Court Opinion

ID: 5878837
Source: CourtListenerOpinion
Date Created: 2022-01-13 02:10:16.334611+00
Date Added: 2024-06-11T08:44:56.636716
License: Public Domain

Order of the Supreme Court, New York County (Wright, J.), entered January 7, 1985, which granted defendants’ motion for summary judgment dismissing the complaint and directed an assessment on defendant’s counterclaim for attorneys’ fees, reversed, on the law, without costs, and summary judgment and the assessment denied.
Plaintiff" landlord commenced this action for a declaratory judgment in August 1984 that apartment 3-A at 405 West 57th Street was exempt from rent stabilization protection by virtue of the fact that defendants tenants did not occupy it as their primary residence.
The defendants are a widow and her son. The lease for the apartment was originally held by the widow and her late husband, and when that lease expired, the widow obtained a lease in her own name running through October 31, 1983.
The court, at Special Term, granted summary judgment to the defendants and, pursuant to Real Property Law § 234, directed an assessment for counsel fees, inasmuch as the defendants had been successful in the action commenced by the landlord.
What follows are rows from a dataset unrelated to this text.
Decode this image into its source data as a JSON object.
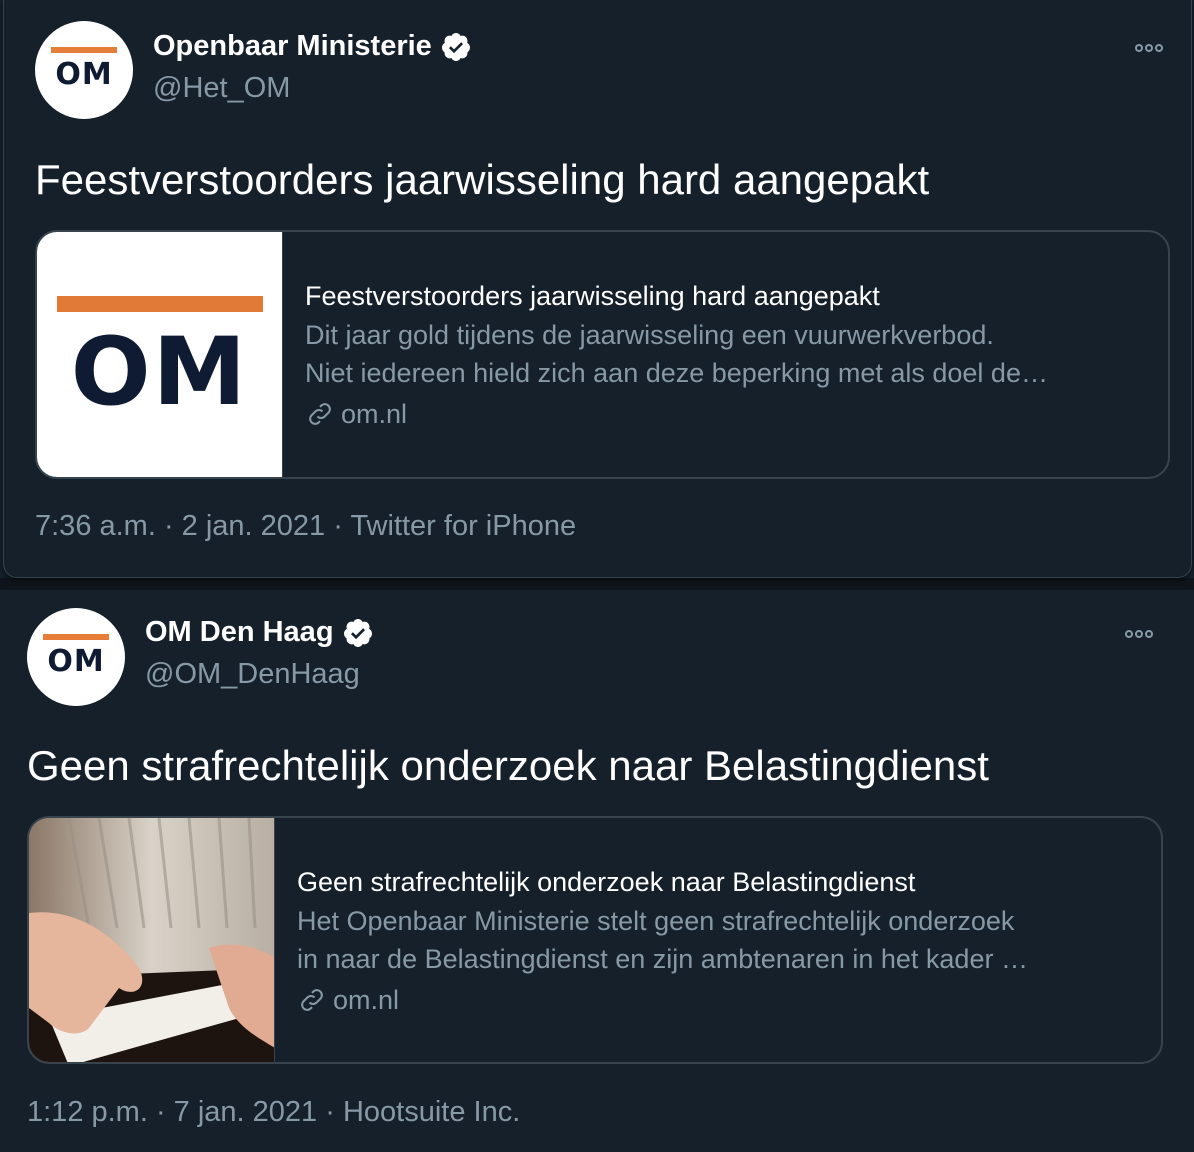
{
  "tweets": [
    {
      "author_name": "Openbaar Ministerie",
      "handle": "@Het_OM",
      "avatar_text": "OM",
      "text": "Feestverstoorders jaarwisseling hard aangepakt",
      "card": {
        "image_text": "OM",
        "title": "Feestverstoorders jaarwisseling hard aangepakt",
        "description_line1": "Dit jaar gold tijdens de jaarwisseling een vuurwerkverbod.",
        "description_line2": "Niet iedereen hield zich aan deze beperking met als doel de…",
        "domain": "om.nl"
      },
      "timestamp": "7:36 a.m. · 2 jan. 2021 · ",
      "source": "Twitter for iPhone"
    },
    {
      "author_name": "OM Den Haag",
      "handle": "@OM_DenHaag",
      "avatar_text": "OM",
      "text": "Geen strafrechtelijk onderzoek naar Belastingdienst",
      "card": {
        "title": "Geen strafrechtelijk onderzoek naar Belastingdienst",
        "description_line1": "Het Openbaar Ministerie stelt geen strafrechtelijk onderzoek",
        "description_line2": "in naar de Belastingdienst en zijn ambtenaren in het kader …",
        "domain": "om.nl"
      },
      "timestamp": "1:12 p.m. · 7 jan. 2021 · ",
      "source": "Hootsuite Inc."
    }
  ],
  "colors": {
    "background": "#15202b",
    "secondary_text": "#8899a6",
    "border": "#38444d",
    "brand_orange": "#e67e3a",
    "brand_navy": "#0f1b33"
  },
  "icons": [
    "verified-badge-icon",
    "more-options-icon",
    "link-icon"
  ]
}
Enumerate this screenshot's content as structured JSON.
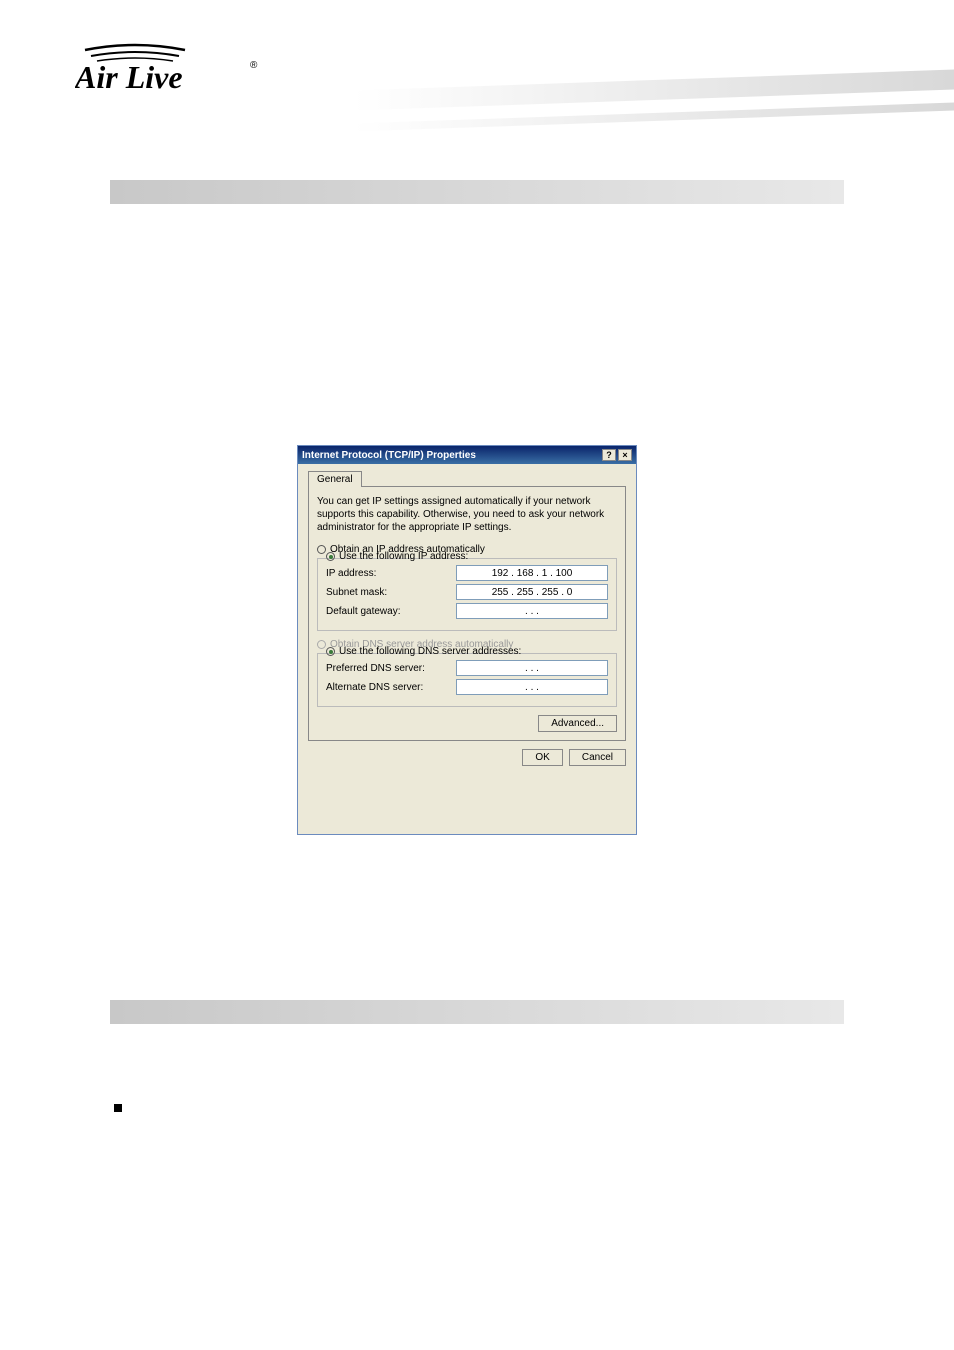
{
  "logo": {
    "brand_text": "Air Live",
    "registered_mark": "®"
  },
  "dialog": {
    "title": "Internet Protocol (TCP/IP) Properties",
    "help_glyph": "?",
    "close_glyph": "×",
    "tab_label": "General",
    "info_text": "You can get IP settings assigned automatically if your network supports this capability. Otherwise, you need to ask your network administrator for the appropriate IP settings.",
    "radio_obtain_ip": "Obtain an IP address automatically",
    "radio_use_ip": "Use the following IP address:",
    "field_ip_label": "IP address:",
    "field_ip_value": "192 . 168 .   1 . 100",
    "field_subnet_label": "Subnet mask:",
    "field_subnet_value": "255 . 255 . 255 .   0",
    "field_gateway_label": "Default gateway:",
    "field_gateway_value": ".       .       .",
    "radio_obtain_dns": "Obtain DNS server address automatically",
    "radio_use_dns": "Use the following DNS server addresses:",
    "field_pref_dns_label": "Preferred DNS server:",
    "field_pref_dns_value": ".       .       .",
    "field_alt_dns_label": "Alternate DNS server:",
    "field_alt_dns_value": ".       .       .",
    "advanced_label": "Advanced...",
    "ok_label": "OK",
    "cancel_label": "Cancel"
  }
}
Summary judgment was not warranted in view of the issues of fact which should be addressed. It is conceded that the son does not reside at the apartment and is merely a frequent visitor. The widow, when she stayed with her daughter at 301 East 79th Street, allegedly for only four days in October 1981, after she had been robbed, registered to vote from the 79th Street address. Moreover, the voter registration card indicated a longer period of residence at 79th Street. While there are other indicia of residence at 57th Street, some of them came into being after the commencement of the action. The conflict as to where the primary residence really is should be resolved at trial. Concur — Kupferman, J. P., Sandler, Bloom, Kassal and Rosenberger, JJ.